Bone defects due to traumas, fractures, diseases and tumors lead to dramatic changes in the quality of life of patients including frequent social and psychological problems (Doherty and Gaughran, 2014). The autografts, allografts and xenografts have been used for tissue engineering and regenerative medicine applications. However, autografts have the drawbacks of donor site morbidity and limited availability while allografts and xenografts have the drawbacks of immune rejection and disease transmission (Delloye et al., 2007).

Natural polymeric biomaterials used in regenerative medicine are classified into two major categories: i) polysaccharides, as chitosan, hyaluronan and alginate; ii) proteins, as collagen, fibrin, elastin and silk (Pina et al., 2022). Scaffolds made of synthetic or natural biomaterials promote the migration, proliferation, and differentiation of bone cells (Chatterjea et al., 2010). Numerous organic and inorganic biomaterials and hybrids of them have been widely tested with varying success. However, the low mechanical properties, composite biomaterials, lack of biocompatibility, chronic inflammation or immunological reactions and toxicity represent problems with the current scaffolds. Also, some synthetic scaffolds create a local acidity due to rapid degradation leading to adverse tissue responses (Abedin et al., 2018).

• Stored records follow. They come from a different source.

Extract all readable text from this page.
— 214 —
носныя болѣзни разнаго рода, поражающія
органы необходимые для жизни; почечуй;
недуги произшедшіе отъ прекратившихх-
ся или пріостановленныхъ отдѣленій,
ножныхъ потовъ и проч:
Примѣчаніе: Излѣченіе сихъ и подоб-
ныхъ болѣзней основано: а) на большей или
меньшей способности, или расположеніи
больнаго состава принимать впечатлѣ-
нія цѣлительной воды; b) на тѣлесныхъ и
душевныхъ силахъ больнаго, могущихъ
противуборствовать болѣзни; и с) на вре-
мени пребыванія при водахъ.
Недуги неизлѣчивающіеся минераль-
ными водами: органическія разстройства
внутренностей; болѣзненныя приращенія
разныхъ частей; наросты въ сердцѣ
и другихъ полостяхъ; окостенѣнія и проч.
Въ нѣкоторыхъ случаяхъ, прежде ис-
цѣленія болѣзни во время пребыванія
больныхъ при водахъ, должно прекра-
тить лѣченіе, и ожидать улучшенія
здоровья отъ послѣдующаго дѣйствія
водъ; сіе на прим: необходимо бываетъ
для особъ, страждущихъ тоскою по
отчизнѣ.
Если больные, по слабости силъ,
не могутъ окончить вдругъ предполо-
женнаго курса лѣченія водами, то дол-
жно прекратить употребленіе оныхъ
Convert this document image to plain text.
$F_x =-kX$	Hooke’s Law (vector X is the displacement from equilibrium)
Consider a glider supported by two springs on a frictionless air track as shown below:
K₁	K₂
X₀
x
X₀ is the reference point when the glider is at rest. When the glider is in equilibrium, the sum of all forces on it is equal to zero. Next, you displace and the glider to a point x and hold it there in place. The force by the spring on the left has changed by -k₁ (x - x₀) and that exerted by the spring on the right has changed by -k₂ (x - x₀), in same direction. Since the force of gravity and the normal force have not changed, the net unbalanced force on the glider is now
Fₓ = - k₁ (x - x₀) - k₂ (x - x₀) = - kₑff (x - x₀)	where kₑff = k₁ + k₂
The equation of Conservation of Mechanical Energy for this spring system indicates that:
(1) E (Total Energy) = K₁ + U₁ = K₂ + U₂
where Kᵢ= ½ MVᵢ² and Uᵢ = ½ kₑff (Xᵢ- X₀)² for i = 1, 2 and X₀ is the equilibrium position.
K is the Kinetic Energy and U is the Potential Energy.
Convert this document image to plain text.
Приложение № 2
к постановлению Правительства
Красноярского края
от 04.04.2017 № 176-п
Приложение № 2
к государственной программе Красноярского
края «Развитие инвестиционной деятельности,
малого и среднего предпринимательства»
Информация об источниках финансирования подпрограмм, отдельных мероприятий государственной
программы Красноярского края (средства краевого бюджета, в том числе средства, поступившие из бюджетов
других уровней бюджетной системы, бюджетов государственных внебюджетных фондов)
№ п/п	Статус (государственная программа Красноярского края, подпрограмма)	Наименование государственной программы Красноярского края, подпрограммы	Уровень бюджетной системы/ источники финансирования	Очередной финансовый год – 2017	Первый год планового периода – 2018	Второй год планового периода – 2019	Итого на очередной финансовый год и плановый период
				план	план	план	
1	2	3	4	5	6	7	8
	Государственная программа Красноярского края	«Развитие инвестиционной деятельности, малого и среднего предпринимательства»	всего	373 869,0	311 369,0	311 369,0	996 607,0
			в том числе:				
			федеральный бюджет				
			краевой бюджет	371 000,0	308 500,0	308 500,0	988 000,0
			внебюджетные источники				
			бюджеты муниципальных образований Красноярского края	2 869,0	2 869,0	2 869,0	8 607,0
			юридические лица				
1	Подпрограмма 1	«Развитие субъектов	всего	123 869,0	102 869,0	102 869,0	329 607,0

Acellular biological scaffolds, composed of extracellular matrix (ECM) components maintained in their natural state that can aid cellular repopulation, differentiation, and proliferation have been utilized in tissue repair (Jeuken et al., 2016). Demineralized bone matrix consists of type I collagen and matrix proteins of bone, and has been widely used in bone repair due to its similar physical and chemical structure to native bone. Decellularization of demineralized bone matrix creates a natural scaffold material for cell growth, cell differentiation, and tissue regeneration while also eliminating the adverse immune reaction through repopulating the matrix with a patient’s own cells. However, few studies have dealt with the decellularization of demineralized bone matrix (Yang et al., 2018; Li et al., 2018).

Acellular dermal matrix (ADM) formed mainly of collagen, serves as a framework to support cellular repopulation, revascularization at the surgical site, and soft tissue regeneration by the recipient’s own cells. It has been used in abdominal wall reconstruction, alloplastic breast reconstruction, vaginal repair, osteochondral repair and skull bone repair. These reports illustrate the ability of the ADM to remodel to tissue at the site of implantation (Ye et al., 2018; Elkhateb et al., 2018). ADMs are derived from full-thickness skin that has been physically or chemically treated to remove cells and cellular components and retain the native structure of the dermal fiber meshwork (Callcut et al., 2006).

Scaffolds can be loaded with osteogenic cells in order to generate a living bone graft in vitro, and thus improve clinical outcome (Chatterjea et al., 2010). They have angiogenic, anti-apoptotic, anti-inflammatory and immunomodulatory effects (Cao et al., 2015). Comparing adipose stem cells (ASCs) with bone marrow stem cells (BMSCs), ASCs secrete more trophic factors, have higher proliferative capacity, are less tumorigenic with less telomerase activity and have better immunomodulatory effects (Ock et al., 2016). The survival of seeded cells in conventional bone scaffold is a challenge due to the lack of blood supply. The microcarrier form of bone scaffold enables better vascularization of the neo-tissue and the engineered bone graft. It is much potent for osteogenesis and can greatly enlarge the surface area for cell proliferation (Li et al., 2018).

In this study, we investigated and compared the effect of demineralized decellularized microcarrier form of bone matrix and ADM, both loaded with ASCs on the repair of compact bone defect in-vivo.